Wired reports the Obama Administration is arguing the ACLU, Amnesty International, Global Fund for Women, Global Rights, Human Rights Watch, and International Criminal Defence Attorneys Association don't have the right to challenge the FISA Amendments Act of 2008 as they are not necessarily the subject of NSA wiretapping themselves.
Wired notes that the original bill signed into law in June 2008 was immediately challenged by the ACLU and others. A lower court ruled the groups could not challenge the law as they couldn't prove the people they were communicating with were overseas, which would therefore make their emails and phone calls potentially subject to warrantless review. The groups then brought the case to an appeals court with some journalists among them arguing the law violated fourth amendment rights and "chilled" their speech. Last year, the 2nd U.S. Court of Appeals agreed that this could in fact be the case, but Wired points out the court did not "rule on the merits of the case" leaving the groups with "legal standing to pursue their claim."

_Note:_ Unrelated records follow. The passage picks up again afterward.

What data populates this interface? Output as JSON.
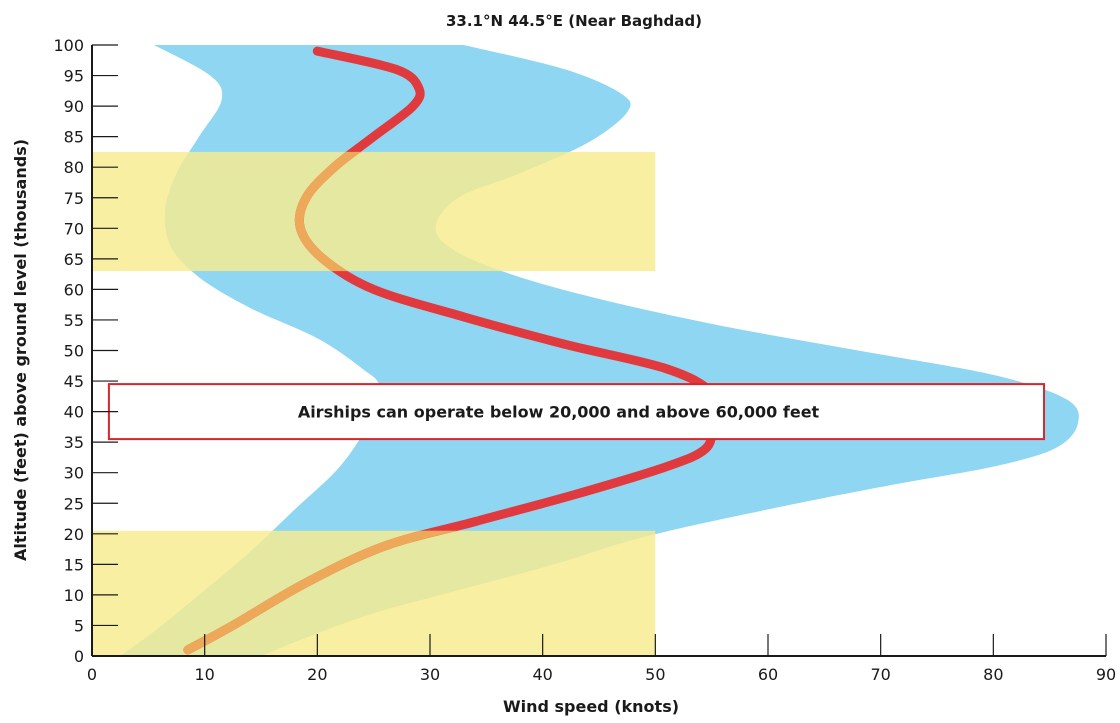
{
  "chart_data": {
    "type": "line",
    "title": "33.1°N 44.5°E (Near Baghdad)",
    "xlabel": "Wind speed (knots)",
    "ylabel": "Altitude (feet) above ground level (thousands)",
    "xlim": [
      0,
      90
    ],
    "ylim": [
      0,
      100
    ],
    "x_ticks": [
      0,
      10,
      20,
      30,
      40,
      50,
      60,
      70,
      80,
      90
    ],
    "y_ticks": [
      0,
      5,
      10,
      15,
      20,
      25,
      30,
      35,
      40,
      45,
      50,
      55,
      60,
      65,
      70,
      75,
      80,
      85,
      90,
      95,
      100
    ],
    "grid": false,
    "operating_bands": [
      {
        "altitude_range": [
          0,
          20.5
        ],
        "wind_speed_range": [
          0,
          50
        ],
        "color": "#f7eb8f"
      },
      {
        "altitude_range": [
          63,
          82.5
        ],
        "wind_speed_range": [
          0,
          50
        ],
        "color": "#f7eb8f"
      }
    ],
    "variability_band": {
      "color": "#8fd6f2",
      "left_edge": [
        {
          "x": 2.5,
          "y": 0
        },
        {
          "x": 5.5,
          "y": 4
        },
        {
          "x": 9.5,
          "y": 10
        },
        {
          "x": 14,
          "y": 17
        },
        {
          "x": 18,
          "y": 24
        },
        {
          "x": 22,
          "y": 31
        },
        {
          "x": 24.5,
          "y": 38
        },
        {
          "x": 25.5,
          "y": 44
        },
        {
          "x": 24,
          "y": 47
        },
        {
          "x": 20,
          "y": 52
        },
        {
          "x": 14,
          "y": 57
        },
        {
          "x": 9.5,
          "y": 62
        },
        {
          "x": 7,
          "y": 67
        },
        {
          "x": 6.5,
          "y": 73
        },
        {
          "x": 7.5,
          "y": 79
        },
        {
          "x": 9.5,
          "y": 85
        },
        {
          "x": 11.5,
          "y": 91
        },
        {
          "x": 10.5,
          "y": 95
        },
        {
          "x": 5.5,
          "y": 100
        }
      ],
      "right_edge": [
        {
          "x": 15,
          "y": 0
        },
        {
          "x": 19,
          "y": 3
        },
        {
          "x": 25,
          "y": 7
        },
        {
          "x": 33,
          "y": 11
        },
        {
          "x": 41,
          "y": 15
        },
        {
          "x": 49,
          "y": 19.5
        },
        {
          "x": 60,
          "y": 24
        },
        {
          "x": 71,
          "y": 28
        },
        {
          "x": 80,
          "y": 31
        },
        {
          "x": 85.5,
          "y": 34
        },
        {
          "x": 87.5,
          "y": 38
        },
        {
          "x": 86.5,
          "y": 42
        },
        {
          "x": 80,
          "y": 46
        },
        {
          "x": 68,
          "y": 50
        },
        {
          "x": 56,
          "y": 54
        },
        {
          "x": 46,
          "y": 58
        },
        {
          "x": 38,
          "y": 62
        },
        {
          "x": 32.5,
          "y": 66
        },
        {
          "x": 30.5,
          "y": 70
        },
        {
          "x": 32.5,
          "y": 75
        },
        {
          "x": 38,
          "y": 79
        },
        {
          "x": 44,
          "y": 84
        },
        {
          "x": 47.5,
          "y": 89
        },
        {
          "x": 47,
          "y": 92
        },
        {
          "x": 42,
          "y": 96
        },
        {
          "x": 33,
          "y": 100
        }
      ]
    },
    "series": [
      {
        "values": [
          {
            "x": 8.5,
            "y": 1
          },
          {
            "x": 12.5,
            "y": 5
          },
          {
            "x": 19,
            "y": 12
          },
          {
            "x": 26,
            "y": 18
          },
          {
            "x": 34,
            "y": 22
          },
          {
            "x": 43,
            "y": 26.5
          },
          {
            "x": 51,
            "y": 31
          },
          {
            "x": 54.5,
            "y": 34
          },
          {
            "x": 55,
            "y": 38
          },
          {
            "x": 55,
            "y": 43
          },
          {
            "x": 51,
            "y": 47
          },
          {
            "x": 42,
            "y": 51
          },
          {
            "x": 33,
            "y": 55.5
          },
          {
            "x": 25,
            "y": 60
          },
          {
            "x": 20.5,
            "y": 65
          },
          {
            "x": 18.5,
            "y": 70
          },
          {
            "x": 19,
            "y": 75
          },
          {
            "x": 21.5,
            "y": 80
          },
          {
            "x": 25,
            "y": 85
          },
          {
            "x": 28.5,
            "y": 90
          },
          {
            "x": 29,
            "y": 93
          },
          {
            "x": 27,
            "y": 96
          },
          {
            "x": 20,
            "y": 99
          }
        ],
        "color": "#e03a3e",
        "highlight_color": "#eda85a"
      }
    ],
    "annotation": {
      "text": "Airships can operate below 20,000 and above 60,000 feet",
      "box": {
        "x_range": [
          1.5,
          84.5
        ],
        "y_range": [
          35.5,
          44.5
        ]
      },
      "border_color": "#d9252b"
    }
  }
}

Here's what the Obama Administration had to say at this time in its petition to the Supreme Court to overturn this ruling:
Respondents’ inability to show an imminent interception of their communications cannot be cured by the asserted chilling effect resulting from their fear of such surveillance,” the government wrote (.pdf) the Supreme Court in a petition.
Wired reports that in agreeing to hear the case, this is "the first time the Supreme Court has agreed to review any case touching on the eavesdropping program that was secretly employed in the wake of 9/11 by the Bush administration."
Yesterday, the ACLU Deputy Legal Director Jameel Jaffer said in a statement, "The appeals court properly recognized that our clients have a reasonable basis to fear that the government may be monitoring their conversations, even though it has no reason to suspect them of having engaged in any unlawful activities. The constitutionality of the government’s surveillance powers can and should be tested in court. We are hopeful that the Supreme Court will agree."
ACLU Legal Director Steven Shapiro seconded this sentiment saying he isn't surprised that the Supreme Court has agreed to hear the case but expressed disappointment that the administration is trying to "insulate the broadest surveillance program ever enacted by Congress from meaningful judicial review."
In its statement on the Supreme Court's decision to hear the case, the ACLU states that "little is known" about the use of the FISA Amendment Act and notes through a Freedom of Information Act request it found there were "compliance incidents" during six-month reviews of the act. To the ACLU, these incidents hint at "either an inability or an unwillingness to properly safeguard Americans’ privacy rights."
Wired reports that even if the Supreme Court decides the ACLU and other plaintiffs have the right to challenge the wiretapping law, it might not result in the change they're seeking:
The lawsuit would return to the courtroom of U.S. District Court Judge John G. Koeltl in New York, where, if past is prologue, the Obama administration likely would play its trump card: an assertion of the powerful state secrets privilege that lets the executive branch effectively kill lawsuits by claiming they threaten to expose national security secrets.
The ACLU wants amendments to the act that would "limit surveillance to suspected terrorists and criminals, require the government to be more transparent about how the law is being used and place stronger restrictions on the retention and dissemination of information that is collected."